Longer sentences will not cut crime, say prison experts

Boris Johnson is seen during a visit to HMP Leeds last year.
Boris Johnson is seen during a visit to HMP Leeds last year. Photograph: Nigel Roddis/EPA

Boris Johnson’s hardline approach to justice will not cut crime and will only pile pressure on overstretched prisons, expert campaigners have said, as research reveals life sentences have already risen sharply.

The Prison Reform Trust issued the stark warning just days after the government unveiled proposals to lock up some serious violent and sexual offenders for longer by scrapping automatic release halfway through a jail sentence.

Offenders serving standard determinate sentences of seven years or more, where the maximum sentence is life, will be released at the two-thirds point, rather than halfway, under the changes unveiled last week.

Introducing a new report, the Prison Reform Trust director, Peter Dawson, said the government was looking in the wrong places to restore confidence in the justice system.

He said: “Longer sentences haven’t improved public confidence or safety before, and they won’t now. But they have helped produce a prison system that fails to deliver either safety or rehabilitation.

“Good soundbites don’t always make good policy – a coherent plan for reform is long overdue.”

Researchers suggest England and Wales are already tougher on punishing serious crime than other countries.

Prof Ben Crewe and Dr Susie Hulley, from the University of Cambridge, and Dr Serena Wright, from Royal Holloway, University of London, found a dramatic increase in the number of people serving life sentences.

According to the findings, fewer than 100 people a year were handed a life sentence with a minimum term of 15 years in England and Wales between 2000 and 2003.

By 2008, this had risen to 249 adults and as of September 2019, 1,872 life sentence prisoners had tariffs of more than 20 years.

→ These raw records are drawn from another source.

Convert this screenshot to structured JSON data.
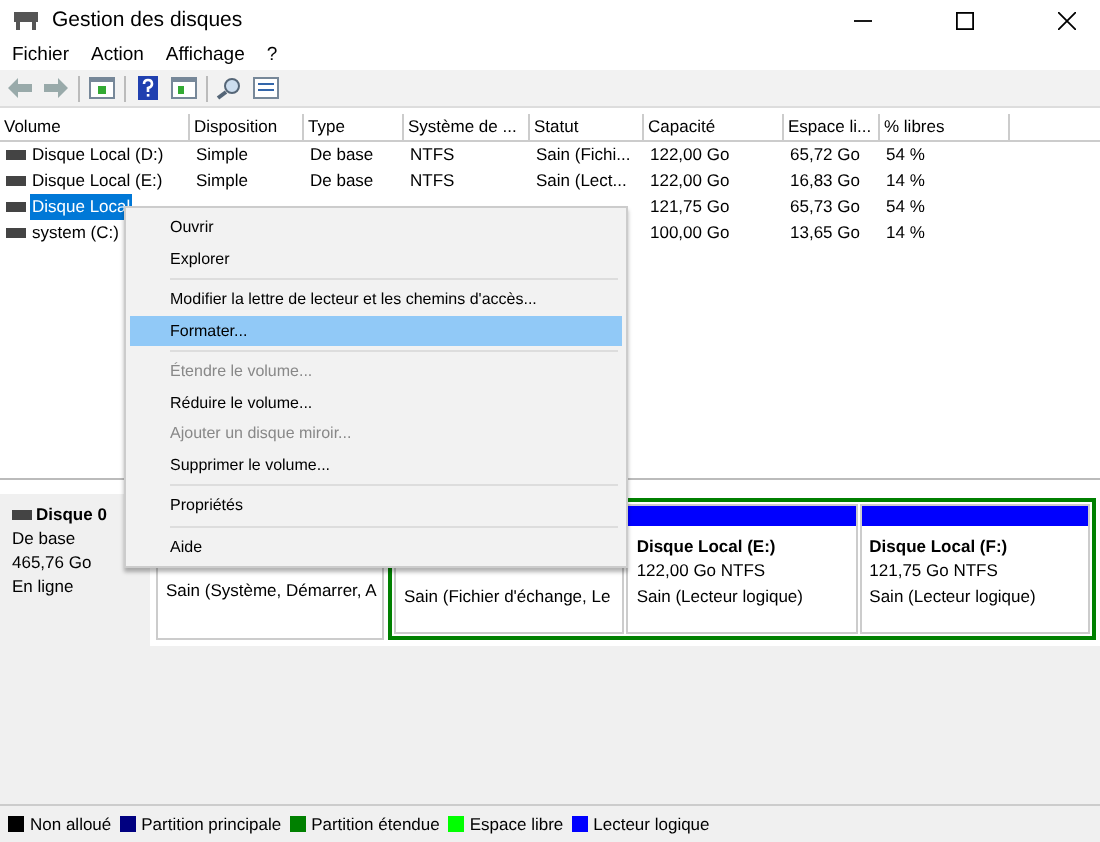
{
  "window": {
    "title": "Gestion des disques"
  },
  "menubar": [
    "Fichier",
    "Action",
    "Affichage",
    "?"
  ],
  "table": {
    "columns": [
      "Volume",
      "Disposition",
      "Type",
      "Système de ...",
      "Statut",
      "Capacité",
      "Espace li...",
      "% libres"
    ],
    "rows": [
      {
        "selected": false,
        "cells": [
          "Disque Local (D:)",
          "Simple",
          "De base",
          "NTFS",
          "Sain (Fichi...",
          "122,00 Go",
          "65,72 Go",
          "54 %"
        ]
      },
      {
        "selected": false,
        "cells": [
          "Disque Local (E:)",
          "Simple",
          "De base",
          "NTFS",
          "Sain (Lect...",
          "122,00 Go",
          "16,83 Go",
          "14 %"
        ]
      },
      {
        "selected": true,
        "cells": [
          "Disque Local",
          "",
          "",
          "",
          "",
          "121,75 Go",
          "65,73 Go",
          "54 %"
        ]
      },
      {
        "selected": false,
        "cells": [
          "system (C:)",
          "",
          "",
          "",
          "",
          "100,00 Go",
          "13,65 Go",
          "14 %"
        ]
      }
    ]
  },
  "context_menu": [
    {
      "kind": "item",
      "label": "Ouvrir",
      "disabled": false,
      "selected": false
    },
    {
      "kind": "item",
      "label": "Explorer",
      "disabled": false,
      "selected": false
    },
    {
      "kind": "separator"
    },
    {
      "kind": "item",
      "label": "Modifier la lettre de lecteur et les chemins d'accès...",
      "disabled": false,
      "selected": false
    },
    {
      "kind": "item",
      "label": "Formater...",
      "disabled": false,
      "selected": true
    },
    {
      "kind": "separator"
    },
    {
      "kind": "item",
      "label": "Étendre le volume...",
      "disabled": true,
      "selected": false
    },
    {
      "kind": "item",
      "label": "Réduire le volume...",
      "disabled": false,
      "selected": false
    },
    {
      "kind": "item",
      "label": "Ajouter un disque miroir...",
      "disabled": true,
      "selected": false
    },
    {
      "kind": "item",
      "label": "Supprimer le volume...",
      "disabled": false,
      "selected": false
    },
    {
      "kind": "separator"
    },
    {
      "kind": "item",
      "label": "Propriétés",
      "disabled": false,
      "selected": false
    },
    {
      "kind": "separator"
    },
    {
      "kind": "item",
      "label": "Aide",
      "disabled": false,
      "selected": false
    }
  ],
  "disk": {
    "name": "Disque 0",
    "lines": [
      "De base",
      "465,76 Go",
      "En ligne"
    ],
    "partitions": [
      {
        "kind": "primary",
        "lines": [
          "Sain (Système, Démarrer, A"
        ]
      },
      {
        "kind": "logical",
        "lines": [
          "Sain (Fichier d'échange, Le"
        ]
      },
      {
        "kind": "logical",
        "title": "Disque Local  (E:)",
        "lines": [
          "122,00 Go NTFS",
          "Sain (Lecteur logique)"
        ]
      },
      {
        "kind": "logical",
        "title": "Disque Local  (F:)",
        "lines": [
          "121,75 Go NTFS",
          "Sain (Lecteur logique)"
        ]
      }
    ]
  },
  "legend": [
    {
      "label": "Non alloué",
      "color": "#000000"
    },
    {
      "label": "Partition principale",
      "color": "#000080"
    },
    {
      "label": "Partition étendue",
      "color": "#008000"
    },
    {
      "label": "Espace libre",
      "color": "#00ff00"
    },
    {
      "label": "Lecteur logique",
      "color": "#0000ff"
    }
  ]
}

Last year, there were also 880 serving a minimum of 25 years and 291 with a tariff of more than 30, excluding those serving the whole-life tariff who are unlikely to ever be released.

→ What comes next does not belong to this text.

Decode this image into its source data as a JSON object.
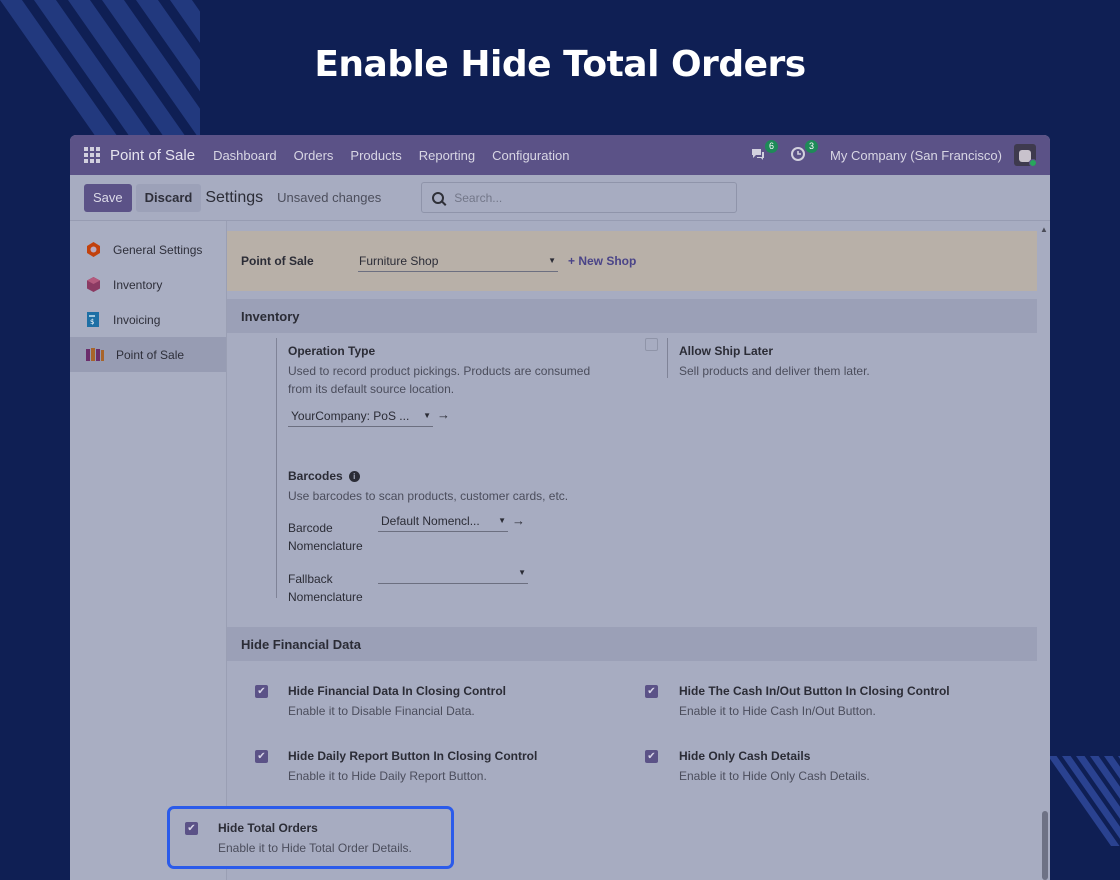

The findings of the report indicate there was no clear evidence that the latest rise in lengths of tariffs is linked to changes in the nature or severity of offending.

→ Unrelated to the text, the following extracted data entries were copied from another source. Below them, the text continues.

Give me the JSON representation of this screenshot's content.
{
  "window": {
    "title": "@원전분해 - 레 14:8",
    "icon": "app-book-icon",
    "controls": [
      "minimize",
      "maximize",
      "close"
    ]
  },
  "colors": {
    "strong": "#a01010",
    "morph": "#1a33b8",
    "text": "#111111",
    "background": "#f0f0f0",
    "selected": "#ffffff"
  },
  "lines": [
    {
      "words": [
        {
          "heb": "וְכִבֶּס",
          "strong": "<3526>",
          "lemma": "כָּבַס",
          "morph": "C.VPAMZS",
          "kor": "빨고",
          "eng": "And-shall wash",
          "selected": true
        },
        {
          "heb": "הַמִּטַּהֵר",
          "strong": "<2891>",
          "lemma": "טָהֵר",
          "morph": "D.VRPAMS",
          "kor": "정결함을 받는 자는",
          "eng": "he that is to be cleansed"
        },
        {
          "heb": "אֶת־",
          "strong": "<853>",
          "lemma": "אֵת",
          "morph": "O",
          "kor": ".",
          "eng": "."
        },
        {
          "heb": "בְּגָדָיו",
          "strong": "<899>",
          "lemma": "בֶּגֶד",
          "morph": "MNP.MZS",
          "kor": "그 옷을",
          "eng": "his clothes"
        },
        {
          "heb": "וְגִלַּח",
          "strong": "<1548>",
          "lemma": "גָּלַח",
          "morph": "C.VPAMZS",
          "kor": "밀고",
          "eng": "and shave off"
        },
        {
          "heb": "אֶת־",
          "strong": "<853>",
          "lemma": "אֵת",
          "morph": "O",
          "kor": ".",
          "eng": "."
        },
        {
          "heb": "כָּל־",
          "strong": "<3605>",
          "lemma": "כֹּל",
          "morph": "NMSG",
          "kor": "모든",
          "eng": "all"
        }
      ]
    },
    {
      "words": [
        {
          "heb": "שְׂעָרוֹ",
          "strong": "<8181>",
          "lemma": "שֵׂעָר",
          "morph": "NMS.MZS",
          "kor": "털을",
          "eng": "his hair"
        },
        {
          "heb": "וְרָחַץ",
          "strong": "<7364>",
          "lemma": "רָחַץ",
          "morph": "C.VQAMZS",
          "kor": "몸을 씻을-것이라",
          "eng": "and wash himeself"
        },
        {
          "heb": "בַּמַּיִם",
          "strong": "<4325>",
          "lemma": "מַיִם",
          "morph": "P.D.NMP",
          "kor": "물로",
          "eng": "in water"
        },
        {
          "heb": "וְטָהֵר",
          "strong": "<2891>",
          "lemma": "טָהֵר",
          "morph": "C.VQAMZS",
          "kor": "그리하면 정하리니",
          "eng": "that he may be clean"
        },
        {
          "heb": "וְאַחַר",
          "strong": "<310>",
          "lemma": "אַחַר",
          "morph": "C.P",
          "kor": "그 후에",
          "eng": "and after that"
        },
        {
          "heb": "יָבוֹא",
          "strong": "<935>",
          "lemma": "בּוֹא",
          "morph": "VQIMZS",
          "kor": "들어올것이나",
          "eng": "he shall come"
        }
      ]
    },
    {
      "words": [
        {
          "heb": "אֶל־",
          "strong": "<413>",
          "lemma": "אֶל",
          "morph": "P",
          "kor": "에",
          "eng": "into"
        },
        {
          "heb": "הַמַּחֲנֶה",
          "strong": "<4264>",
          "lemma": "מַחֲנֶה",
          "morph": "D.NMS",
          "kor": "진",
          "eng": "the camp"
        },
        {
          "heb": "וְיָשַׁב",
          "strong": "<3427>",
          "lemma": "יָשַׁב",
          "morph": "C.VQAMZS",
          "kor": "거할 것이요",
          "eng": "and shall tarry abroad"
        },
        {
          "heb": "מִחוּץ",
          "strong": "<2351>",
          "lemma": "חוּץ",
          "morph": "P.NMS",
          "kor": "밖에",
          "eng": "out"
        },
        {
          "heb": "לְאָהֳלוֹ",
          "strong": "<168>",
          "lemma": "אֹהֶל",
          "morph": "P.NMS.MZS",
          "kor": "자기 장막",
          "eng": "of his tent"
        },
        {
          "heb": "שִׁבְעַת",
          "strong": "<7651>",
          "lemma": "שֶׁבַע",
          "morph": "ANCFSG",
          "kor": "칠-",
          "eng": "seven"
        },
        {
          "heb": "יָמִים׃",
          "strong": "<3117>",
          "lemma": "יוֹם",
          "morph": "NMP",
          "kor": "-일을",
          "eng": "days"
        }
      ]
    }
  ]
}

The research claims growing numbers of people serving long sentences will mean prisons are likely to remain overcrowded for the foreseeable future.

A Ministry of Justice spokeswoman said: “Under this government, serious violent and sexual offenders will spend more time where they belong – behind bars. We are spending £2.75bn on transforming and modernising the estate, including creating 10,000 additional prison places.”